Fellow backwater dwellers, pay them no mind.
Truth is, this is the GBV record some of us have
waited for, the one that balances the artistic
peculiarities singular to the band with a healthy dose
of accessibility and a shot at mainstream success.
Pollard tapped Ric Ocasek, the former Cars brain, to
produce and moved the band from tiny record label
Matador to less-tiny TVT. At first, Ocasek's influence
sounds superficial: keyboard burbles, some strings.
But that forgets the man's devotion to the perfect
three-minute pop song, and later one senses that he
may well have provided just the right amount of
encouragement Pollard needed to stay on the road he
began traveling on Mag Earwhig!--namely, molding and
shaping those old badly recorded, hard-to-hear riffs
and tidbits into actual songs.
Turns out they're good ones, too. Pollard's writing
on
Collapse shows his usual gift for witty,
impressionistic catchphrases, but this time he's done
more than just stitch together non sequitors. Not to
overstate the case, for Pollard is still Pollard, but
these lyrics build upon one another, providing
glimmers of meaning that would once have sounded out
of place on a GBV disc. The music has gusto, dependent
on the tank-tread clank of Doug Gillard's guitars and
Jim MacPherson's sixth-sense drumming--it's
well-rounded, no-frills hard pop that lets Pollard's
smoke-strained voice carry the emotional load.

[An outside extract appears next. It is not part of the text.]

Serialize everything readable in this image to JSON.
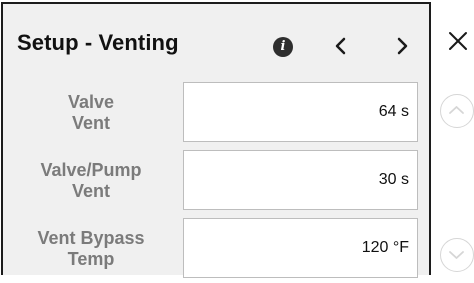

In other words, things haven't changed all that
much;
they've just gotten easier to listen to. The effect,
after tons of hazy GBV records, is that of being able
to walk right up to a painting that before you had to
glimpse from across a football field. The scrappiness
remains; the sloppiness is gone.
And if GBV is easier on the ears, what's the
complaint? After all these years, we'd be stingy to
fault Pollard for wanting to carry his music to a
wider audience, and it's obvious that he and Ocasek
worked hard to apply just the right amount of polish
without damaging the original goods. To my ears, they
succeeded and fell far short of sellout.
The final tune, a brief sonic blast called An
Unmarketed Product, may tell the tale: "An unmarketed
product is shining clear for many years ... Shut out
the fears for many years," Pollard sings, perhaps of
himself. "Suitable and custom tailored / And if you
have any luck / You'll get ahead / Before you're dead
... " This might be the time when that happens.